Hybrid sequencing-based personal full-length transcriptomic analysis implicates proteostatic stress in metastatic ovarian cancer.

Comprehensive molecular characterization of myriad somatic alterations and aberrant gene expressions at personal level is key to precision cancer therapy, yet limited by current short-read sequencing technology, individualized catalog of complete genomic and transcriptomic features is thus far elusive. Here, we integrated second- and third-generation sequencing platforms to generate a multidimensional dataset on a patient affected by metastatic epithelial ovarian cancer. Whole-genome and hybrid transcriptome dissection captured global genetic and transcriptional variants at previously unparalleled resolution. Particularly, single-molecule mRNA sequencing identified a vast array of unannotated transcripts, novel long noncoding RNAs and gene chimeras, permitting accurate determination of transcription start, splice, polyadenylation and fusion sites. Phylogenetic and enrichment inference of isoform-level measurements implicated early functional divergence and cytosolic proteostatic stress in shaping ovarian tumorigenesis.

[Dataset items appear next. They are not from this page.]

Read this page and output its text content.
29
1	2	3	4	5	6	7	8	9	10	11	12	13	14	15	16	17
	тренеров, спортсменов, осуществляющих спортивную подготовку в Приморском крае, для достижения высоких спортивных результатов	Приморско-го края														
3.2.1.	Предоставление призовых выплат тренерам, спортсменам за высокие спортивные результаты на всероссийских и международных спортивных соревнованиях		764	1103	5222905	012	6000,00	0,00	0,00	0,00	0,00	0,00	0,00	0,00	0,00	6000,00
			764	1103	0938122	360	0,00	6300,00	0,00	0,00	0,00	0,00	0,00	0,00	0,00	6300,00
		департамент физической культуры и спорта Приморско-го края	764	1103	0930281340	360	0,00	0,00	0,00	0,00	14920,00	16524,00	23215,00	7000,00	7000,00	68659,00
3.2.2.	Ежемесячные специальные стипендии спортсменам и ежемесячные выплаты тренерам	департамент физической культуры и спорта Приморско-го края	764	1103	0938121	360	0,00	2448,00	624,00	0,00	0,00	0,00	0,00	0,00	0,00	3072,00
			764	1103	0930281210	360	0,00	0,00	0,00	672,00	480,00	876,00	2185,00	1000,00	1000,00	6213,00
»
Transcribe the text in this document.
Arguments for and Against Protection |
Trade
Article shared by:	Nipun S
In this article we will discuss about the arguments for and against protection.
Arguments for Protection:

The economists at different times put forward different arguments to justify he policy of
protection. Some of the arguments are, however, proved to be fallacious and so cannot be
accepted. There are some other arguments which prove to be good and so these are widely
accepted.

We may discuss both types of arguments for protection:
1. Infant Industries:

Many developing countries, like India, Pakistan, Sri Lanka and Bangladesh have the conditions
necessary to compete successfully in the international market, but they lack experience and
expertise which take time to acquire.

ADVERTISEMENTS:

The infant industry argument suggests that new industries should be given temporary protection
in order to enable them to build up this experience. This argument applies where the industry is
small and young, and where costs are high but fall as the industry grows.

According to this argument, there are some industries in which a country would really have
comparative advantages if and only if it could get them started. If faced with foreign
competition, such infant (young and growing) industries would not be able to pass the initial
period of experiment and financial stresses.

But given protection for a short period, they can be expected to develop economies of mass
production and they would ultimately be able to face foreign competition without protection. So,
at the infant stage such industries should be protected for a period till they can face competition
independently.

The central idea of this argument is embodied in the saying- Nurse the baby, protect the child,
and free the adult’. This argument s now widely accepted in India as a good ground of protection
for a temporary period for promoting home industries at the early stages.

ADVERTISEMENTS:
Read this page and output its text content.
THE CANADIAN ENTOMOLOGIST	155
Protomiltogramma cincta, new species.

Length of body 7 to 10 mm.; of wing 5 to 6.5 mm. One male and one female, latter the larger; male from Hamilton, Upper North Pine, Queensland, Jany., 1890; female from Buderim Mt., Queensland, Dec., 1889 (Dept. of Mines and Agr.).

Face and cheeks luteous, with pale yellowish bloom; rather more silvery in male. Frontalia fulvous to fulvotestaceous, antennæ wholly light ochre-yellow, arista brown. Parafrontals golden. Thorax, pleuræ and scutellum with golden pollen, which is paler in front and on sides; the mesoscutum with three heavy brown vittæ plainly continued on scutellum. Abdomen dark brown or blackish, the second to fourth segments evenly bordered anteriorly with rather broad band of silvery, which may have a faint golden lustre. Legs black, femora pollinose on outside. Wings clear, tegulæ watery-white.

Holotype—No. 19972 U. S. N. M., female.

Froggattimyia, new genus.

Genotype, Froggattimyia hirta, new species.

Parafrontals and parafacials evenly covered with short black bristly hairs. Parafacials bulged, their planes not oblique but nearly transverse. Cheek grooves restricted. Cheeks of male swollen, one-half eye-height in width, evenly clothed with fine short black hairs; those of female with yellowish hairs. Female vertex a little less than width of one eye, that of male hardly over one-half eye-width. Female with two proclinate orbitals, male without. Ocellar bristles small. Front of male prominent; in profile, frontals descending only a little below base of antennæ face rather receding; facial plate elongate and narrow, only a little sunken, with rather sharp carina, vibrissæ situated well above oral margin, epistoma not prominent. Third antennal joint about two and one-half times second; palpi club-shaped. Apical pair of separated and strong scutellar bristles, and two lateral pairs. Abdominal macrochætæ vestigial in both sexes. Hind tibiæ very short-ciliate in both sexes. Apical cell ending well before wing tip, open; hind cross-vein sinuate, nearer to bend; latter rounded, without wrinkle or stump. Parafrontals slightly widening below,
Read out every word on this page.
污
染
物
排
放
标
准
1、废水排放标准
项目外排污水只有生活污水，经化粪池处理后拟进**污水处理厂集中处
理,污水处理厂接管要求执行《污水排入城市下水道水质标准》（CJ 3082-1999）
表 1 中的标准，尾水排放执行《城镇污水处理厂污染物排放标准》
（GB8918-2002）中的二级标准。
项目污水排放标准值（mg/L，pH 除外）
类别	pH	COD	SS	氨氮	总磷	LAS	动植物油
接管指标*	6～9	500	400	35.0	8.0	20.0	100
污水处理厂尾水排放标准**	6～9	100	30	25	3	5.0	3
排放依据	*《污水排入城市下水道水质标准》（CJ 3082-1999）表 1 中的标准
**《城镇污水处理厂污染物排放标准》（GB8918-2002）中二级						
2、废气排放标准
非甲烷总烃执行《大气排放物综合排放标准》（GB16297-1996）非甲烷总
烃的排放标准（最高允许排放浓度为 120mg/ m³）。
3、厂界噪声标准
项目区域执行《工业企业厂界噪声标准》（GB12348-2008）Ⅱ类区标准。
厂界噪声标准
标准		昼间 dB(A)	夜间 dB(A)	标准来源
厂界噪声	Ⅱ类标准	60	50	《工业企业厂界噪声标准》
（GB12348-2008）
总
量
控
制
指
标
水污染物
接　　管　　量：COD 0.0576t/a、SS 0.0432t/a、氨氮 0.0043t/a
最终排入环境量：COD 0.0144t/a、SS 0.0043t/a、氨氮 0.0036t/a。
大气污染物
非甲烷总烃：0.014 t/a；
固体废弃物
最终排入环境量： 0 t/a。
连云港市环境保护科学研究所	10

A complementary imaging-based high-throughput drug screen was performed and subsequently validated, which consistently pinpointed proteasome inhibitors as an effective therapeutic regime by inducing protein aggregates in ovarian cancer cells. Therefore, our study suggests that clinical application of the emerging long-read full-length analysis for improving molecular diagnostics is feasible and informative. An in-depth understanding of the tumor transcriptome complexity allowed by leveraging the hybrid sequencing approach lays the basis to reveal novel and valid therapeutic vulnerabilities in advanced ovarian malignancies.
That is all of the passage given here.